I found a private spot and began to yak (note to self warm clif shots coming back up are disgusting).  After emptying my stomach my cramps started to go away and I began to take in a ton of fluids.  Finally back at transition I tested again and had a blood sugar of 150.  It seemed that whatever was going on my blood sugar was finally getting back to normal.

But, I finished; when I set out on this journey my goal was to prove that a chronic illness does not have to prevent what someone can accomplish and to inspire children with type 1 to chase their dreams.  The Chicago triathlon was by far the worse race I have had, the stomach cramps, weird blood sugar and just overall sickness I felt made this race emotionally and mentally more challenging than any Ironman I had done.  While laying in the trees I thought to myself, "I'm sick of this disease, I'm tired of fighting, I'm tired of being affected by a condition which is invisible to so many."  But by the time my mental focus was coming back I felt a renewed desire to fight this disease.
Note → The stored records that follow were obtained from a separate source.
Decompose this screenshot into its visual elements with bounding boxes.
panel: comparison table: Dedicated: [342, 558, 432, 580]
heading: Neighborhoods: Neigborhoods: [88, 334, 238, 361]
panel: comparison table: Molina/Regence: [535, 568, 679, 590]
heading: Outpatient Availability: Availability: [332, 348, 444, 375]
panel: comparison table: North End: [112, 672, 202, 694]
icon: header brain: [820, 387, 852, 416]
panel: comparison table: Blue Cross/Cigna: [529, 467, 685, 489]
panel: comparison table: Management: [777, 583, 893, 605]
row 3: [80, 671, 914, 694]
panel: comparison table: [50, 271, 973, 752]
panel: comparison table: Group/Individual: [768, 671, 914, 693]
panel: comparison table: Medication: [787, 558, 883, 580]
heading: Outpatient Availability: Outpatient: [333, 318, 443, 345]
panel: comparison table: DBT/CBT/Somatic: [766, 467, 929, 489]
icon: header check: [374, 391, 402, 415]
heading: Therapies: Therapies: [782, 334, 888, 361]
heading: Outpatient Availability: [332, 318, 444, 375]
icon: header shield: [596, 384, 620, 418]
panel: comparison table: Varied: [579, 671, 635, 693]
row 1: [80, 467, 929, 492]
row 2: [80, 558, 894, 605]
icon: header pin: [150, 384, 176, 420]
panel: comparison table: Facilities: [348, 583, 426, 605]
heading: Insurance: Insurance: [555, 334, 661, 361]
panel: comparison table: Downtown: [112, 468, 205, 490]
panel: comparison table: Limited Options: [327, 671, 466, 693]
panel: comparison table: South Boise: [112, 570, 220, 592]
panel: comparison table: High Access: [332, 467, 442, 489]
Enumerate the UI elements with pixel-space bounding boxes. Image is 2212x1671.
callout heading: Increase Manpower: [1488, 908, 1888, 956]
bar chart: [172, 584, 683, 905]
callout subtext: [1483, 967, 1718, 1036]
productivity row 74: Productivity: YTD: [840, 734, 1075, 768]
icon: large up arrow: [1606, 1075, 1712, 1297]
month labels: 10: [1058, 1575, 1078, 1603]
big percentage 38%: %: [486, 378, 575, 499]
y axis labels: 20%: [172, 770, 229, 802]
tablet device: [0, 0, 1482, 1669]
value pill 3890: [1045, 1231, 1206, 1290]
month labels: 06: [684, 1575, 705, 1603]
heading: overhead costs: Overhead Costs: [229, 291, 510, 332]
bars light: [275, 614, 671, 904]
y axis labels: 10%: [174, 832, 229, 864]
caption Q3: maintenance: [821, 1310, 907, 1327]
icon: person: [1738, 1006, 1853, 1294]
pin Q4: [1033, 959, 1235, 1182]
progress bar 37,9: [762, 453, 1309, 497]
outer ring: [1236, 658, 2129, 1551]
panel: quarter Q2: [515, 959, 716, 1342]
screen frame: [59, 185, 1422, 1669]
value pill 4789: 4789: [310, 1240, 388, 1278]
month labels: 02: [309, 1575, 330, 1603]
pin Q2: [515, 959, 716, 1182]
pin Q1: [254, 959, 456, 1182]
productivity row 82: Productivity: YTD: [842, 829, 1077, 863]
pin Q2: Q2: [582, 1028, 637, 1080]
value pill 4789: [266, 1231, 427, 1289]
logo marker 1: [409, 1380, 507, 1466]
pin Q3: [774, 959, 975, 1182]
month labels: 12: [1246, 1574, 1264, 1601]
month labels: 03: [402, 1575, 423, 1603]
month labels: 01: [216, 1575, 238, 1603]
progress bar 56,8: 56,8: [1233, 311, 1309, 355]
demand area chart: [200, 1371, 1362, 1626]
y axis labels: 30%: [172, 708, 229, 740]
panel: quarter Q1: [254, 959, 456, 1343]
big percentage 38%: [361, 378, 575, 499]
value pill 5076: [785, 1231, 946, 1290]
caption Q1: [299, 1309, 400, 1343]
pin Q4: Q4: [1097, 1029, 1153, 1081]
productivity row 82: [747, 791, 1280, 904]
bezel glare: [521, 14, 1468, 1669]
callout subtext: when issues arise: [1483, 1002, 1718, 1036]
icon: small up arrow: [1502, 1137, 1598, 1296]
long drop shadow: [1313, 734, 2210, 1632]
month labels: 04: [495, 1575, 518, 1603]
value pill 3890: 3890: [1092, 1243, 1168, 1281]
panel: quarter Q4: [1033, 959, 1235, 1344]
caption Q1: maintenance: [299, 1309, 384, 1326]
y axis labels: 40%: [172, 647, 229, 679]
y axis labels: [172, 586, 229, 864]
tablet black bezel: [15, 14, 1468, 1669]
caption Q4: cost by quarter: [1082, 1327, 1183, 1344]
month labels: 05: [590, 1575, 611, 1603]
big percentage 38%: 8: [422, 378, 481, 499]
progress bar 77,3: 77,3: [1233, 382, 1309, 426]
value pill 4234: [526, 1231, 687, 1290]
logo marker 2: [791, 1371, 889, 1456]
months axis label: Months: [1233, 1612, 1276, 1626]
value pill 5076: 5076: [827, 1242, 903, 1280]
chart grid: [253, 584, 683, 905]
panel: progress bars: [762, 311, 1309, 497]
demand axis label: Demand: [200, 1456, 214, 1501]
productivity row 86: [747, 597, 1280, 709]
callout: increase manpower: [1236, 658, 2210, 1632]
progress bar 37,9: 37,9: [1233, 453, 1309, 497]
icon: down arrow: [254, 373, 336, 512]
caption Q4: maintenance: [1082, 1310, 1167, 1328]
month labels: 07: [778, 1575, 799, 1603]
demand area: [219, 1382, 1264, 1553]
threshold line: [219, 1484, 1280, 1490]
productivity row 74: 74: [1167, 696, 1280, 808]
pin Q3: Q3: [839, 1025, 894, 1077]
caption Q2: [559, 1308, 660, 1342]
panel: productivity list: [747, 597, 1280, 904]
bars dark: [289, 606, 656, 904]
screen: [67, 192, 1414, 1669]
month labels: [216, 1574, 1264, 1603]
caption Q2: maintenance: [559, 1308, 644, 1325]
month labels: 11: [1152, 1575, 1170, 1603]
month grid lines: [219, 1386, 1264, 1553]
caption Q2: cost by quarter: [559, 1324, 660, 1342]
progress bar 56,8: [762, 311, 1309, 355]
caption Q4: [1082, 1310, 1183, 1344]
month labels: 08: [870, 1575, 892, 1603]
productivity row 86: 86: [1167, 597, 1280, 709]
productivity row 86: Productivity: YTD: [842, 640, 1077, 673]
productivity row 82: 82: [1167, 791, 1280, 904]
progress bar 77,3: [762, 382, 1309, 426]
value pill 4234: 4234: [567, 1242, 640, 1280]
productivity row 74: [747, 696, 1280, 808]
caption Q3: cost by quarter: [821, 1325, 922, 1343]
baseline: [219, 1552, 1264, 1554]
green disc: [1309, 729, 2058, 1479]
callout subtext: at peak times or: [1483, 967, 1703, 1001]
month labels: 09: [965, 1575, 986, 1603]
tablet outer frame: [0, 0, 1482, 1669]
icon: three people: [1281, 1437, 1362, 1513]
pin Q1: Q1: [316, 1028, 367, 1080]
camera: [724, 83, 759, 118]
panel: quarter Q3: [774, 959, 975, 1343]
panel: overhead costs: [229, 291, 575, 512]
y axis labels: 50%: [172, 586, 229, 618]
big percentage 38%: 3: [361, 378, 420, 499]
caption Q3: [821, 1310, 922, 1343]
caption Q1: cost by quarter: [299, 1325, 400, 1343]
Managing type 1 diabetes isn't easy and sometimes I lose sight of that.  I've accomplished so much in my 5 - 6 years with this disease that I forget it is a constant, daily struggle to live as healthy as I can.  Each day a diabetic faces a new challenge; each day a new lesson is learned.  At the Chicago tri the money I raised for IN reminded me of that.  I was reminded that yet again diabetes cannot define who I am, but it does in part make me who I am.